For a while, senior DUP and Sinn Fein figures complained about media “negativity” and suggested that with a better spin operation its public image would improve.

Yet despite a small army of press officers, the Executive and Assembly now have the sort of reputation that if Stormont was an individual it would probably struggle to sustain a libel action because a jury would be unlikely to believe that it had much of a reputation.

Yet the inquiry which the Assembly’s finance committee has just established into what is currently the most pressing matter of public interest – the NAMA deal scandal – provides the perfect opportunity for MLAs to demonstrate the value of a devolved Assembly.

At Tuesday’s meeting of the committee, chairman Daithi McKay secured the unanimous support of members for a proposal to compel any witness who refuses to attend the committee’s inquiry.

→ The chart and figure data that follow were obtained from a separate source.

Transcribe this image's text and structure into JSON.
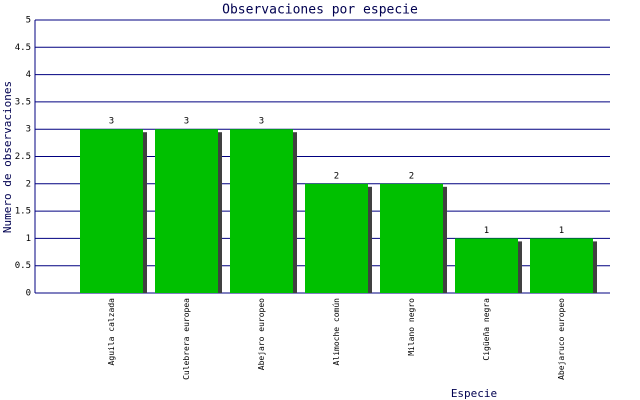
{
  "chart_data": {
    "type": "bar",
    "title": "Observaciones por especie",
    "x_label": "Especie",
    "y_label": "Numero de observaciones",
    "categories": [
      "Aguila calzada",
      "Culebrera europea",
      "Abejaro europeo",
      "Alimoche común",
      "Milano negro",
      "Cigüeña negra",
      "Abejaruco europeo"
    ],
    "values": [
      3,
      3,
      3,
      2,
      2,
      1,
      1
    ],
    "color": "#00c000",
    "ylim": [
      0,
      5
    ],
    "yticks": [
      0,
      0.5,
      1,
      1.5,
      2,
      2.5,
      3,
      3.5,
      4,
      4.5,
      5
    ],
    "grid": true
  }
}
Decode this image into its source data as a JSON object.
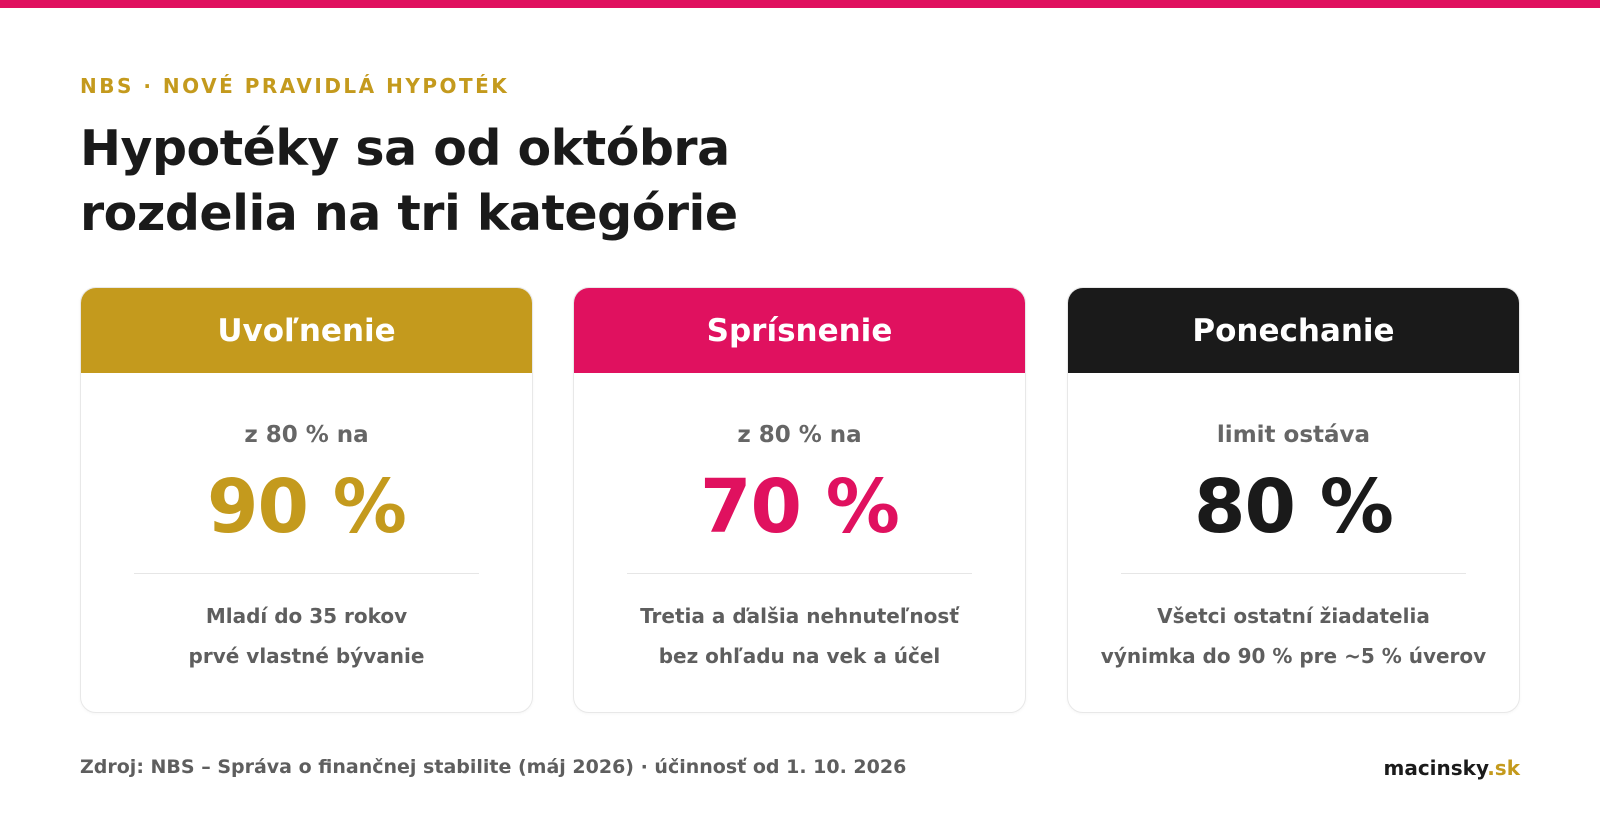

Assembly committees have robust powers to summon witnesses and documents. Section 44 of the Northern Ireland Act gives the Assembly (in reality, really its committees) the power to require any person “to attend its proceedings for the purpose of giving evidence” or “to produce documents in his custody or under his control”. That power is backed up by similar provisions in Strand One of the Belfast Agreement and in the Assembly’s Standing Orders.

Yet, remarkably, 15 years after the creation of this Stormont Assembly, not a single committee has ever used its powers to compel witnesses.

Recently, the social development committee threatened to use the power to compel a document about an internal civil service inquiry into DUP Spad Stephen Brimstone, but backed down when only part of the document was produced.

That stands as a weak and fairly embarrassing contrast to the way in which Rupert Murdoch – one of the world’s most powerful men – was summoned against his will to Parliament to account for the actions of some of his staff during the crisis over phone hacking.

The NAMA scandal is an enormous challenge to Stormont, with the potential to cripple its legitimacy with the public. It is unlikely that all of those involved in this complex situation will voluntarily give their full cooperation to MLAs.

But it is also an opportunity for a heretofore timid Assembly to show that it has teeth – and that it is prepared to bare them.